Puertas adentro Agustín Etchebarne se considera un amante de la vida, de todo lo que tiene para ofrecer. Se le pregunta qué aficiones tiene, y su voz se torna apasionada y mira fijo a los ojos a través de sus lentes. “Me gusta la música, estoy tratando de aprender guitarra, aunque sea un desastre”, admite con una sonrisa. Tranquilo y relajado, habla de sus intereses con soltura. Se proclama fanático de Bach, del rock y del tango. Le encantan los deportes, como el tenis y el fútbol, y subraya que viajar es uno de sus grandes placeres.
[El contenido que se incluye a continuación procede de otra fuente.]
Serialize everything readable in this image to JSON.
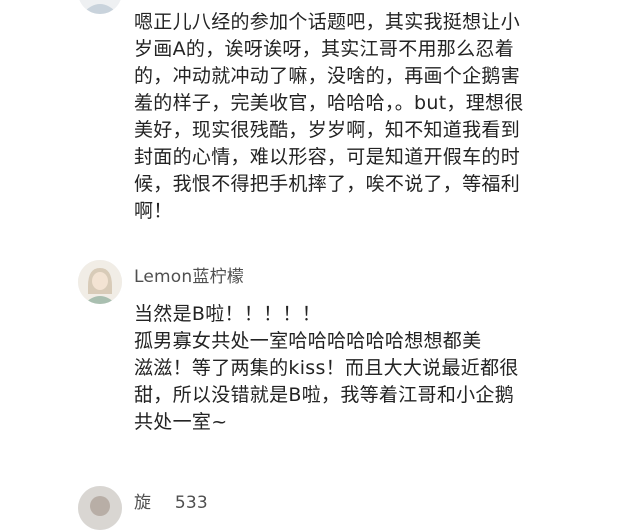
{
  "comments": [
    {
      "username": "",
      "avatar_icon": "user-avatar-icon",
      "text": "嗯正儿八经的参加个话题吧，其实我挺想让小\n岁画A的，诶呀诶呀，其实江哥不用那么忍着\n的，冲动就冲动了嘛，没啥的，再画个企鹅害\n羞的样子，完美收官，哈哈哈，。but，理想很\n美好，现实很残酷，岁岁啊，知不知道我看到\n封面的心情，难以形容，可是知道开假车的时\n候，我恨不得把手机摔了，唉不说了，等福利\n啊！"
    },
    {
      "username": "Lemon蓝柠檬",
      "avatar_icon": "user-avatar-icon",
      "text": "当然是B啦！！！！！\n孤男寡女共处一室哈哈哈哈哈哈想想都美\n滋滋！等了两集的kiss！而且大大说最近都很\n甜，所以没错就是B啦，我等着江哥和小企鹅\n共处一室~"
    },
    {
      "username": "旋",
      "username_suffix": "533",
      "avatar_icon": "user-avatar-icon",
      "text": ""
    }
  ]
}
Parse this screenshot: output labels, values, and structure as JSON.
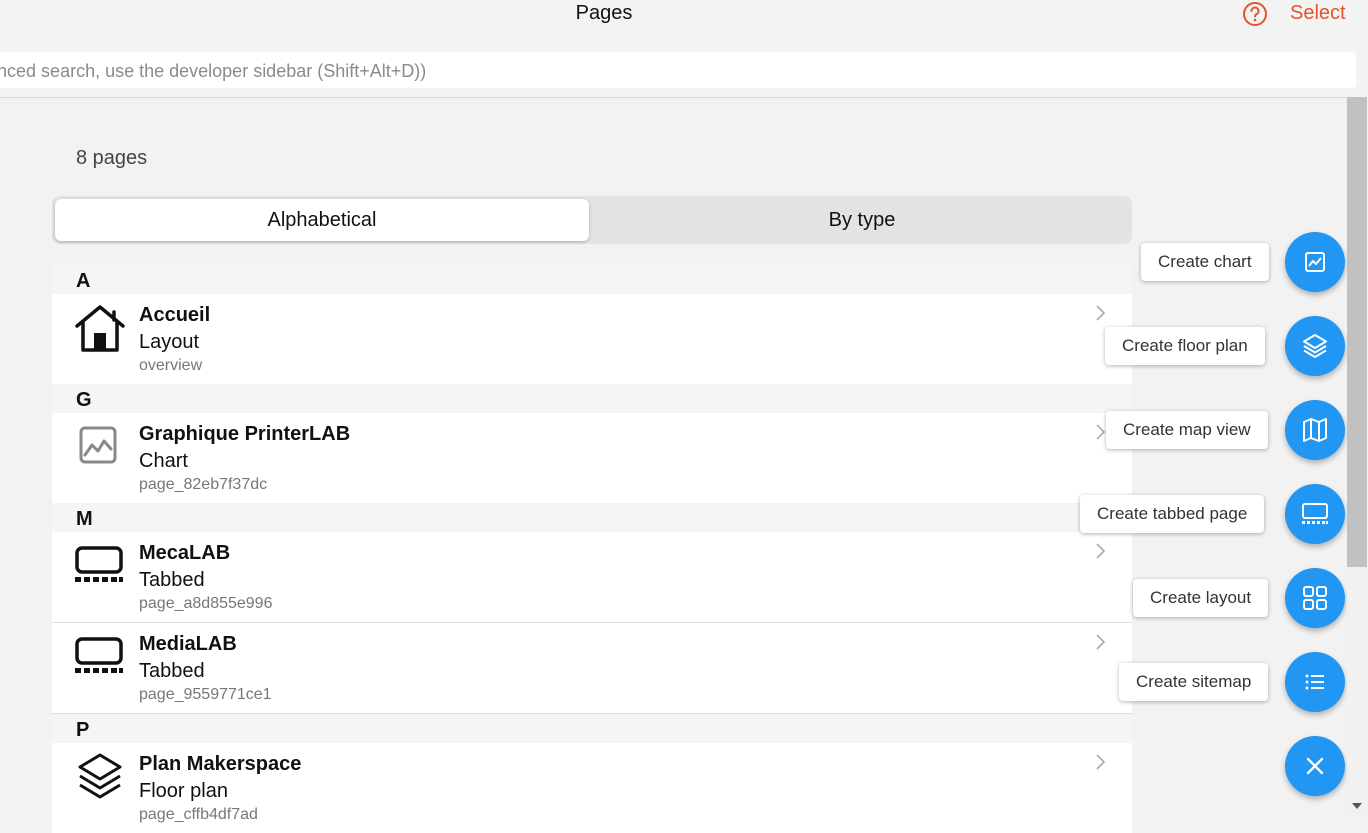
{
  "header": {
    "title": "Pages",
    "select_label": "Select",
    "help_icon": "help-circle-icon"
  },
  "search": {
    "placeholder": "dvanced search, use the developer sidebar (Shift+Alt+D))"
  },
  "summary": {
    "count_text": "8 pages"
  },
  "view_toggle": {
    "tabs": [
      {
        "label": "Alphabetical",
        "active": true
      },
      {
        "label": "By type",
        "active": false
      }
    ]
  },
  "list": {
    "groups": [
      {
        "letter": "A",
        "items": [
          {
            "name": "Accueil",
            "type": "Layout",
            "id": "overview",
            "icon": "home-icon"
          }
        ]
      },
      {
        "letter": "G",
        "items": [
          {
            "name": "Graphique PrinterLAB",
            "type": "Chart",
            "id": "page_82eb7f37dc",
            "icon": "chart-icon"
          }
        ]
      },
      {
        "letter": "M",
        "items": [
          {
            "name": "MecaLAB",
            "type": "Tabbed",
            "id": "page_a8d855e996",
            "icon": "tabbed-icon"
          },
          {
            "name": "MediaLAB",
            "type": "Tabbed",
            "id": "page_9559771ce1",
            "icon": "tabbed-icon"
          }
        ]
      },
      {
        "letter": "P",
        "items": [
          {
            "name": "Plan Makerspace",
            "type": "Floor plan",
            "id": "page_cffb4df7ad",
            "icon": "layers-icon"
          }
        ]
      }
    ]
  },
  "fab_menu": {
    "actions": [
      {
        "label": "Create chart",
        "icon": "chart-icon"
      },
      {
        "label": "Create floor plan",
        "icon": "layers-icon"
      },
      {
        "label": "Create map view",
        "icon": "map-icon"
      },
      {
        "label": "Create tabbed page",
        "icon": "tabbed-icon"
      },
      {
        "label": "Create layout",
        "icon": "grid-icon"
      },
      {
        "label": "Create sitemap",
        "icon": "list-icon"
      }
    ],
    "close_icon": "close-icon"
  },
  "colors": {
    "accent": "#e0552b",
    "fab": "#2196f3",
    "background": "#f2f2f2"
  }
}
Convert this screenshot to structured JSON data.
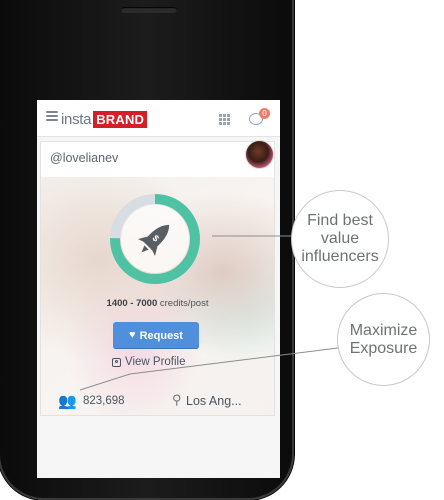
{
  "app": {
    "logo_prefix": "insta",
    "logo_brand": "BRAND",
    "notification_count": "0",
    "brand_color": "#d41f26"
  },
  "influencer": {
    "username": "@lovelianev",
    "credits_range": "1400 - 7000",
    "credits_unit": "credits/post",
    "request_label": "Request",
    "view_profile_label": "View Profile",
    "followers": "823,698",
    "location": "Los Ang..."
  },
  "icons": [
    "hamburger-menu-icon",
    "grid-icon",
    "chat-icon",
    "rocket-icon",
    "heart-icon",
    "instagram-icon",
    "followers-icon",
    "location-pin-icon"
  ],
  "colors": {
    "ring": "#4fc2a4",
    "ring_track": "#d7dde3",
    "button": "#4f8fdb"
  },
  "callouts": {
    "find_best": [
      "Find best",
      "value",
      "influencers"
    ],
    "maximize": [
      "Maximize",
      "Exposure"
    ]
  }
}
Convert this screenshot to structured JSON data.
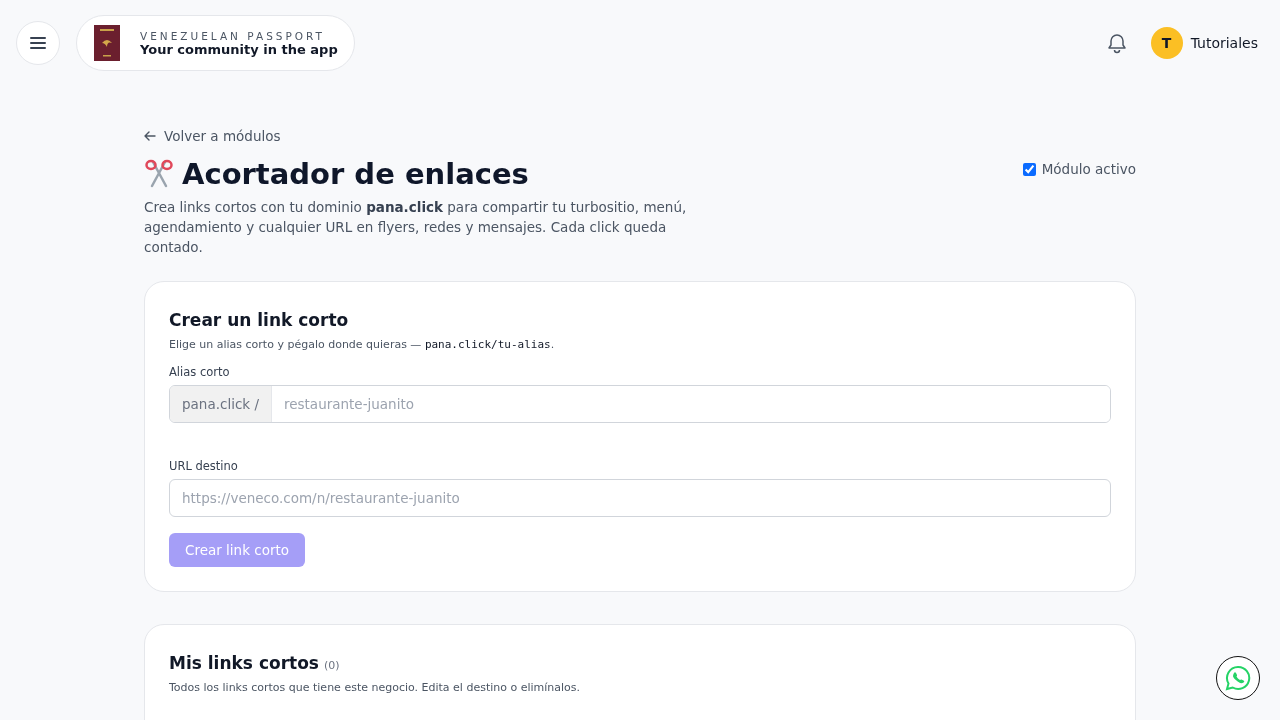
{
  "header": {
    "brand_overline": "VENEZUELAN PASSPORT",
    "brand_tagline": "Your community in the app",
    "user": {
      "initial": "T",
      "name": "Tutoriales"
    }
  },
  "page": {
    "back_link": "Volver a módulos",
    "title": "Acortador de enlaces",
    "module_toggle": {
      "label": "Módulo activo",
      "checked": true
    },
    "description": "Crea links cortos con tu dominio **pana.click** para compartir tu turbositio, menú, agendamiento y cualquier URL en flyers, redes y mensajes. Cada click queda contado."
  },
  "create_card": {
    "title": "Crear un link corto",
    "hint": {
      "text": "Elige un alias corto y pégalo donde quieras — ",
      "code": "pana.click/tu-alias",
      "end": "."
    },
    "alias_field": {
      "label": "Alias corto",
      "prefix": "pana.click /",
      "placeholder": "restaurante-juanito"
    },
    "url_field": {
      "label": "URL destino",
      "placeholder": "https://veneco.com/n/restaurante-juanito"
    },
    "submit": {
      "label": "Crear link corto",
      "disabled": true
    }
  },
  "links_card": {
    "title": "Mis links cortos",
    "count": "(0)",
    "subtitle": "Todos los links cortos que tiene este negocio. Edita el destino o elimínalos."
  }
}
Agnóstico declarado, Etchebarne sorprende diciendo que su obra literaria predilecta es la Biblia, por ser “un libro extraordinario, con un mensaje fantástico”. Se permite regalar un consejo a los jóvenes: “Lean, porque además la televisión no te deja comprender la realidad”. Se le inquiere por las personas que admira, y en seguida responde: “A mi papá”. También rescata aspectos de Borges, como su literatura, capaz de hacerlo emocionar; de Einstein y su invitación a pensar, a desafiar los límites; y rasgos de Nelson Mandela, como su compromiso y tolerancia. Cuando se le pregunta por las prioridades que marcan su vida, se toma un momento para pensar y responde determinado: “La familia, mis hijos, mi mujer”. También incluye a la política, “en el sentido de hacer algo para cambiar este país”. Gesticula con las manos y sus ojos recorren su oficina. Habla de sus años como profesor en la Universidad de Belgrano y en el ESEADE, y de cómo le gustó enseñar.

El encuentro llega a su fin, pero algunas de sus palabras todavía permanecen: “El ser humano es un ser en el tiempo. En mi caso, la política es, de alguna manera, tratar de cambiar lo que está ocurriendo, que además yo creo que es posible y que con pocas cosas que cambiemos podemos tener un país extraordinario”.